Come si presenta la sincope nell’anziano
La sincope si verifica spesso quando la persona è in piedi o cambia posizione. Prima della perdita di coscienza, possono comparire sintomi come sudorazione, nausea o debolezza, presenti nel 69% dei casi studiati. Negli anziani con sincope di origine cardiaca, il sintomo più comune prima dell’episodio è la difficoltà a respirare.
Come si diagnostica la sincope nell’anziano
La prima valutazione comprende:
- Intervista medica (anamnesi) per capire la storia e i sintomi.
- Esame fisico.
- Elettrocardiogramma (ECG) per controllare il ritmo e la funzione cardiaca.
- Misurazione della pressione sanguigna in posizione sdraiata e in piedi per verificare l’ipotensione ortostatica.

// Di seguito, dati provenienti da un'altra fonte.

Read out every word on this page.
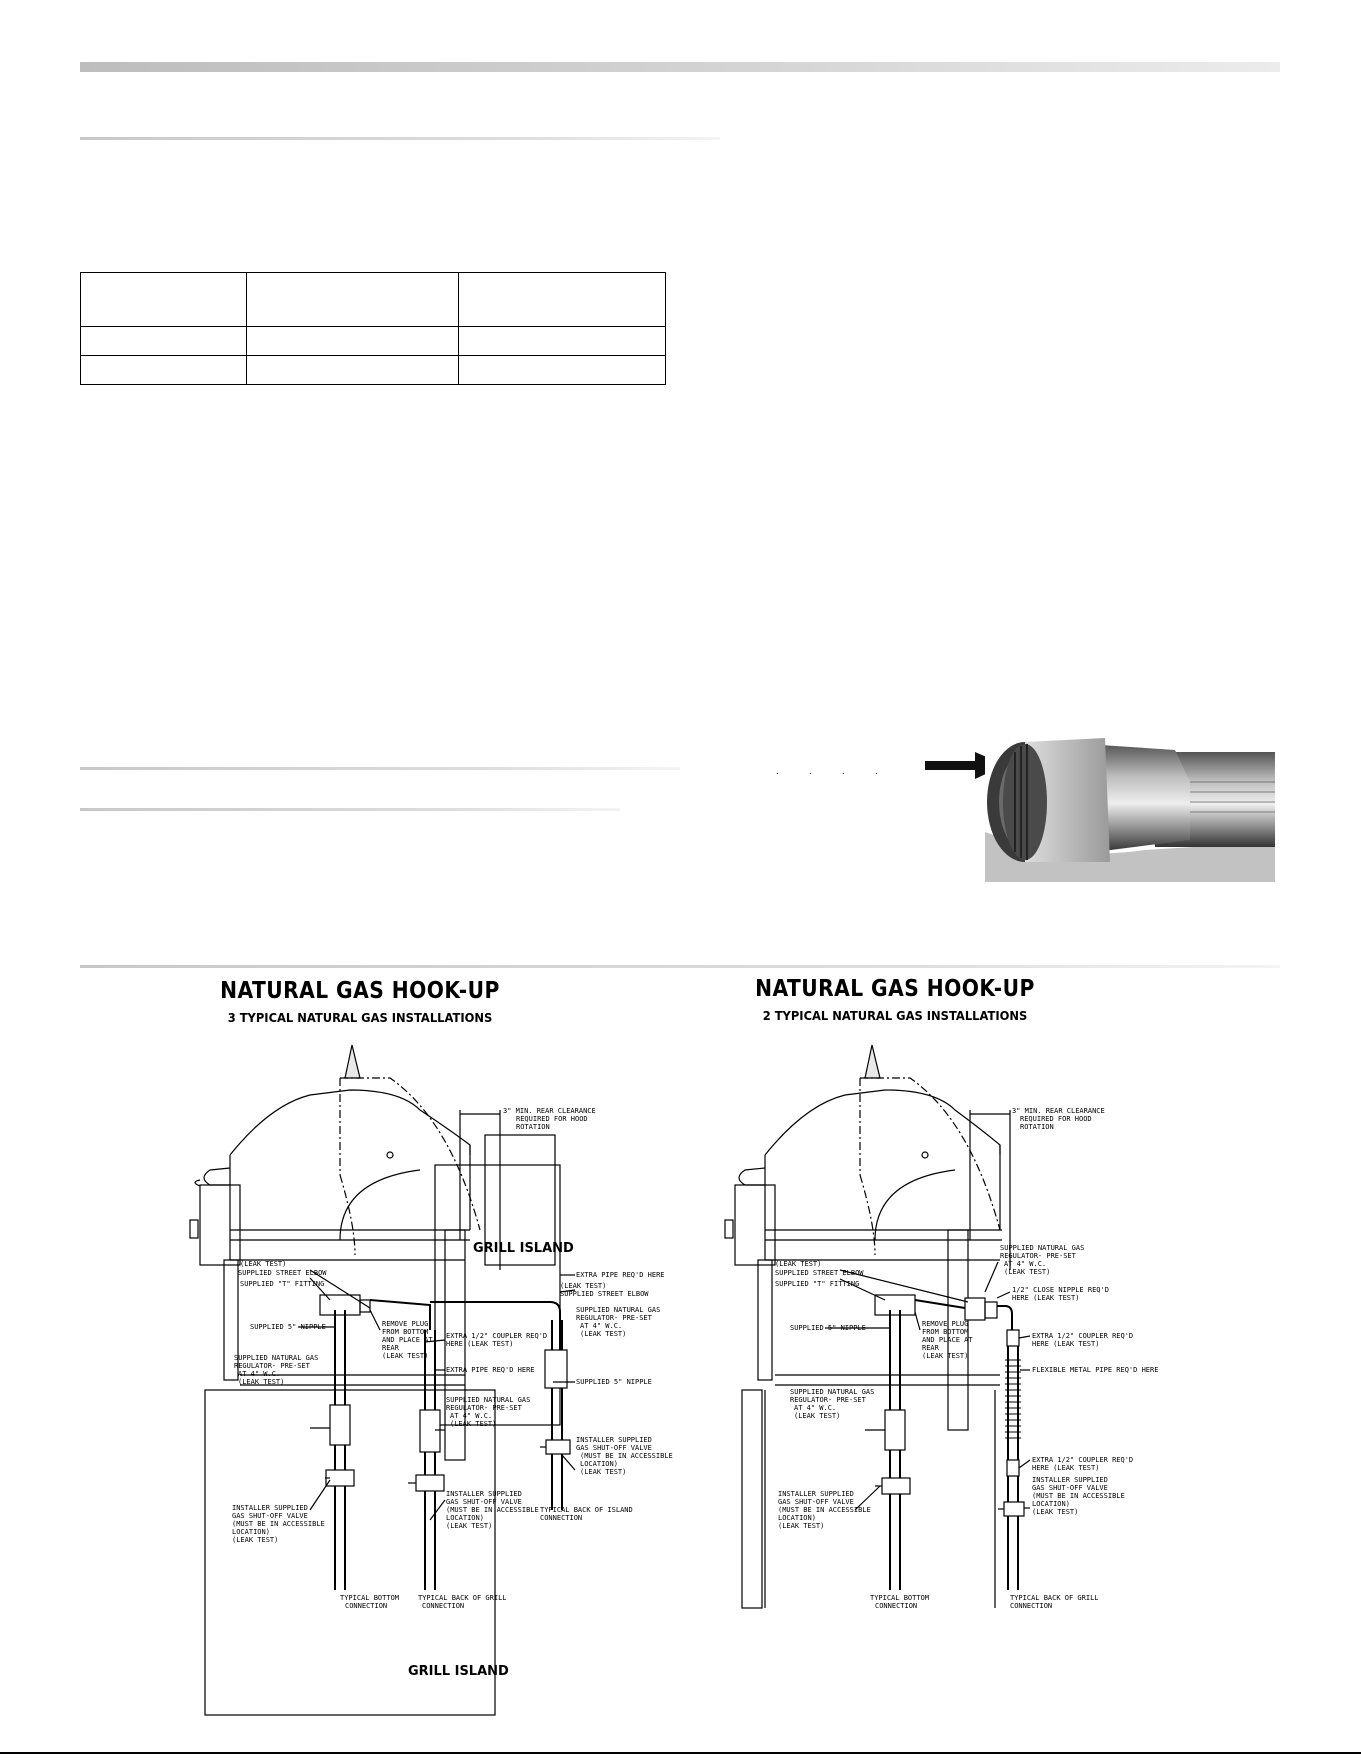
. . . .
NATURAL GAS HOOK-UP
3 TYPICAL NATURAL GAS INSTALLATIONS
GRILL ISLAND
GRILL ISLAND
3" MIN. REAR CLEARANCE
REQUIRED FOR HOOD
ROTATION
(LEAK TEST)
SUPPLIED STREET ELBOW
SUPPLIED "T" FITTING
REMOVE PLUG
FROM BOTTOM
AND PLACE AT
REAR
(LEAK TEST)
SUPPLIED 5" NIPPLE
SUPPLIED NATURAL GAS
REGULATOR- PRE-SET
AT 4" W.C.
(LEAK TEST)
INSTALLER SUPPLIED
GAS SHUT-OFF VALVE
(MUST BE IN ACCESSIBLE
LOCATION)
(LEAK TEST)
TYPICAL BOTTOM
CONNECTION
EXTRA 1/2" COUPLER REQ'D
HERE (LEAK TEST)
EXTRA PIPE REQ'D HERE
SUPPLIED NATURAL GAS
REGULATOR- PRE-SET
AT 4" W.C.
(LEAK TEST)
INSTALLER SUPPLIED
GAS SHUT-OFF VALVE
(MUST BE IN ACCESSIBLE
LOCATION)
(LEAK TEST)
TYPICAL BACK OF GRILL
CONNECTION
EXTRA PIPE REQ'D HERE
(LEAK TEST)
SUPPLIED STREET ELBOW
SUPPLIED NATURAL GAS
REGULATOR- PRE-SET
AT 4" W.C.
(LEAK TEST)
SUPPLIED 5" NIPPLE
INSTALLER SUPPLIED
GAS SHUT-OFF VALVE
(MUST BE IN ACCESSIBLE
LOCATION)
(LEAK TEST)
TYPICAL BACK OF ISLAND
CONNECTION
NATURAL GAS HOOK-UP
2 TYPICAL NATURAL GAS INSTALLATIONS
3" MIN. REAR CLEARANCE
REQUIRED FOR HOOD
ROTATION
(LEAK TEST)
SUPPLIED STREET ELBOW
SUPPLIED "T" FITTING
SUPPLIED NATURAL GAS
REGULATOR- PRE-SET
AT 4" W.C.
(LEAK TEST)
1/2" CLOSE NIPPLE REQ'D
HERE (LEAK TEST)
REMOVE PLUG
FROM BOTTOM
AND PLACE AT
REAR
(LEAK TEST)
SUPPLIED 5" NIPPLE
EXTRA 1/2" COUPLER REQ'D
HERE (LEAK TEST)
FLEXIBLE METAL PIPE REQ'D HERE
SUPPLIED NATURAL GAS
REGULATOR- PRE-SET
AT 4" W.C.
(LEAK TEST)
EXTRA 1/2" COUPLER REQ'D
HERE (LEAK TEST)
INSTALLER SUPPLIED
GAS SHUT-OFF VALVE
(MUST BE IN ACCESSIBLE
LOCATION)
(LEAK TEST)
INSTALLER SUPPLIED
GAS SHUT-OFF VALVE
(MUST BE IN ACCESSIBLE
LOCATION)
(LEAK TEST)
TYPICAL BOTTOM
CONNECTION
TYPICAL BACK OF GRILL
CONNECTION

Questi passaggi aiutano a identificare i pazienti con sincope cardiaca, che ha un rischio maggiore di complicazioni e richiede attenzione particolare.
Esistono strumenti specifici per valutare il rischio di sincope cardiaca, come lo EGSYS risk score, che considera fattori come un ECG anormale, la presenza di malattie cardiache o sintomi particolari.
Per approfondire la diagnosi, soprattutto quando non è chiara, si utilizzano test come:
- Tilt test: un esame che simula il cambiamento di posizione per valutare la risposta del cuore e della pressione.
- Massaggio dei seni carotidi: una manovra per stimolare i nervi del collo e osservare la risposta cardiaca.
- Loop Recorder impiantabile: un piccolo dispositivo inserito sotto la pelle che registra il ritmo cardiaco per lunghi periodi, utile quando gli episodi sono rari.
Questi test sono sicuri e ben tollerati anche negli anziani, e aiutano a trovare la causa della sincope.
Come si tratta la sincope nell’anziano
Il trattamento dipende dalla causa individuata:
- Ipotesione ortostatica: si cerca di identificare e ridurre i fattori di rischio, come l’uso di alcuni farmaci che abbassano la pressione. Si consigliano anche misure pratiche come evitare cambiamenti bruschi di posizione, aumentare l’assunzione di liquidi, usare calze elastiche e dormire con la testa leggermente sollevata. In alcuni casi si usano farmaci specifici per aumentare la pressione.
- Sincope neuro-riflessa: è importante spiegare che questa forma è generalmente benigna e insegnare a riconoscere i segnali di allarme. Alcune manovre possono aiutare a prevenire l’episodio, anche se nei più anziani possono essere meno efficaci. In casi selezionati, può essere indicato un pacemaker.
Importanza di un approccio multidisciplinare: la Syncope Unit
La sincope è una condizione complessa che richiede una valutazione accurata e coordinata. Spesso gli anziani vengono sottoposti a molti esami non necessari, con costi elevati e senza una diagnosi chiara. Per questo sono nate le Syncope Units, strutture specializzate dove medici di diverse discipline (cardiologia, geriatria, neurologia, medicina d’urgenza) lavorano insieme per diagnosticare e gestire la sincope in modo efficiente e mirato.
Queste unità permettono di ridurre ricoveri inutili, esami superflui e migliorare la cura, contenendo anche i costi sanitari.
In conclusione
La sincope negli anziani è un problema frequente e complesso, causato da diversi fattori legati all’età, alle malattie e ai farmaci. Una corretta diagnosi, basata su una valutazione attenta e su esami mirati, è fondamentale per scegliere il trattamento giusto e prevenire complicazioni come le cadute. Le Syncope Units rappresentano un modello efficace per migliorare la gestione di questa condizione, offrendo un’assistenza multidisciplinare e personalizzata.